多様性と共生がこのまま浸透すると日本も変わる

多様性と共生。

セットで使われることも多くなった。

私も、いつものビジネス活動の中でも日常的に使っている。


多様性は、私の中ではもともと環境ビジネスに関わったり地球環境の問題を考えたりする時に必ず登場する生物多様性からの視点が強い。


また、ダイバーシティという言葉がここ数年流行っているが、これは日本語に直せば多様性である。日本国内だけ見ても、女性活躍、シニア活躍といった多様な社会に変化する過程あると言える。


そこにコロナ禍で、ほとんどの日本人が否応なしに、世界は共通だということを痛感したし、世界が一つになって今の試練を乗り越える意識も高まっている。


そして、色々とあったと思うが、数十年ぶりの東京オリンピックとパラリンピックが終わった。

改めて考えてみると、世界からスポーツで200か国以上の国から集まる。

自然と多様性とは何かを感じる機会にもなった。
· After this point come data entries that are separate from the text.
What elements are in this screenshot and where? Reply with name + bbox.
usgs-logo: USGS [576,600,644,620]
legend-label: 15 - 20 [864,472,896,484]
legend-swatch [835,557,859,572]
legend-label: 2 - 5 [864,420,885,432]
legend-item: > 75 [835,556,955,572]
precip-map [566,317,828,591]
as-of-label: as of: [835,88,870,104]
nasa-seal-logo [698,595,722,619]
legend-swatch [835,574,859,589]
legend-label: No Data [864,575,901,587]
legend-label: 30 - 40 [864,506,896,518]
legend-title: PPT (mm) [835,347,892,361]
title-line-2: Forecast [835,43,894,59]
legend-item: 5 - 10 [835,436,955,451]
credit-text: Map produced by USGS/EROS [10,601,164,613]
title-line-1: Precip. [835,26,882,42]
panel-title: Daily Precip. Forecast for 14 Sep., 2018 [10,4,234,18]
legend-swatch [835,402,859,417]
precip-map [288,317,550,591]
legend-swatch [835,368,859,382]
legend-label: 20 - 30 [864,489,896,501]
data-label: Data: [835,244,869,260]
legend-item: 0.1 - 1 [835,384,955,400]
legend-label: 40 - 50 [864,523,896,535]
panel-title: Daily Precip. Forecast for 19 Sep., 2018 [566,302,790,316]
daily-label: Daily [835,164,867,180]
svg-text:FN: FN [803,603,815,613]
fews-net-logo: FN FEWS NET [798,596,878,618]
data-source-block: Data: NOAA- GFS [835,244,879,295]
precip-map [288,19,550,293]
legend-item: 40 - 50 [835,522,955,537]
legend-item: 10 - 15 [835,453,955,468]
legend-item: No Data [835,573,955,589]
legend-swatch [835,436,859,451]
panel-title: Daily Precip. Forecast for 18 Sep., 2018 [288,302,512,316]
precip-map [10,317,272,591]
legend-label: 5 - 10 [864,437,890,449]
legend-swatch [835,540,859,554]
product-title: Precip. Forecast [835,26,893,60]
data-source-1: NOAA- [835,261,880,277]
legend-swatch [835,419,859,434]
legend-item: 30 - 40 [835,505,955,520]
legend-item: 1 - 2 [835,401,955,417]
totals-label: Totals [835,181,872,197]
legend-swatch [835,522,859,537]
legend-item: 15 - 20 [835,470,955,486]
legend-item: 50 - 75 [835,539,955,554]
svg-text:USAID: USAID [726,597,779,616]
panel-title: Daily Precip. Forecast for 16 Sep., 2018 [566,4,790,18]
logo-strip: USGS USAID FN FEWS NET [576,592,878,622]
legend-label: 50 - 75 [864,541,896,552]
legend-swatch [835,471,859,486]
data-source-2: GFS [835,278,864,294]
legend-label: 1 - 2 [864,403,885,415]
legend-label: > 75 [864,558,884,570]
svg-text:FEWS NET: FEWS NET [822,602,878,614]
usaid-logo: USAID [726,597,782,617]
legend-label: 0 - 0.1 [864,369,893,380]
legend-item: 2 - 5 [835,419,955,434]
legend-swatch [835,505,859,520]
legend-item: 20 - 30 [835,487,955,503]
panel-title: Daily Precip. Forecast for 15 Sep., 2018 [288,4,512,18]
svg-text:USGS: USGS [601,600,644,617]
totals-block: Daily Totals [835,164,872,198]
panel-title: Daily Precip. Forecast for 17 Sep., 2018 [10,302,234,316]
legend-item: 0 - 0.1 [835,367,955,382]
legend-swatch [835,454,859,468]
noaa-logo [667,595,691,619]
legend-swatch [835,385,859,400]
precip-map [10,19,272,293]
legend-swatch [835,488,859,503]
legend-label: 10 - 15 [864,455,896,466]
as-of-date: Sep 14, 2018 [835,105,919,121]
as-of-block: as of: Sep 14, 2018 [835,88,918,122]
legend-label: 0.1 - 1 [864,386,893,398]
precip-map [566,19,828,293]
特に、パラリンピックでは、様々なハンディを持った人たちの感動的な活躍や勇姿には、もはや国籍云々ではない、同じ人間として何に共感し想いを共有し生きていくかのメッセージも私は改めて受け取ったように思う。


共生に関しては、私は地球との共生、自然との共生、新興国との共生、地方との共生という具合に特に好んで使ってきた。

最近、知り合う経営者の皆さんは、共生や多様性の企業創り、社会貢献という事をど真ん中に経営している方が多くなった。


それだけ、社会は動いているということと、それを敏感に感じ取った経営者が行動に移しているということだと思う。


私は特に、創業間なしの頃から、新興国ビジネスにどっぷりはまってきた。

正直、未だにこの分野で儲けることは出来ていなくて、ビジネスライクに言えば、先行投資ということが続いている。

しかし、まだ新興国の存在にあまり関心がなかった20年ぐらい前のベトナムや東南アジアの国々との付き合いは、最近大きく変わってきた。

コロナ禍でブレーキかかかった感があるが、この流れはもっと加速していくと考えている。


それは、今、仮に会えなくても、つながりは維持できる環境が幸いにも存在する。

多様性を前提にして、つながって共生する。私の考えるこれからの社会やビジネスプラットフォームのあるべき姿だと思っている。


偏見やギャップ意識が多様性の受け入れや共生を阻害すると思う。

まずは、思い込みをなくしていくこと、そして、正しいあるがままの状態や姿を知ること。


例えば、日本国内で都会の日本人とだけ接して育ってきた子供が、大人になって、自然と触れ、新興国の人達と仲良くするということで考えても、なかなか、ギャップ感がある。

これは、今の子供たちが高齢者と接する機会がないのに近い。


そういう意味では、実体験の前に、少なくとも情報を伝える必要を感じる。

もちろん、自らが意識してそういう情報に触れさせることも大切だが、まずは、大人や社会がそういう環境を創っていく。

そして私たち自身がもっと、多様性の社会、多様性の人間、生物多様性などを当たり前に学びなおす。そうすると自然に私たちは、人類が誕生して以来、ずっと、共生してきたのであるという事に気づく。

自然、生き物、地球。

色々な視点はあるが、私たちはこの地球の上で、いままでもこれからも共生していくことが必然なのである。


このコロナ禍を機会にこの気付きを持った人は多い。だからこそ、これからの日本や世界は大きく変わっていくことに期待しているし、自らも先頭に立って走っていこうと思っている。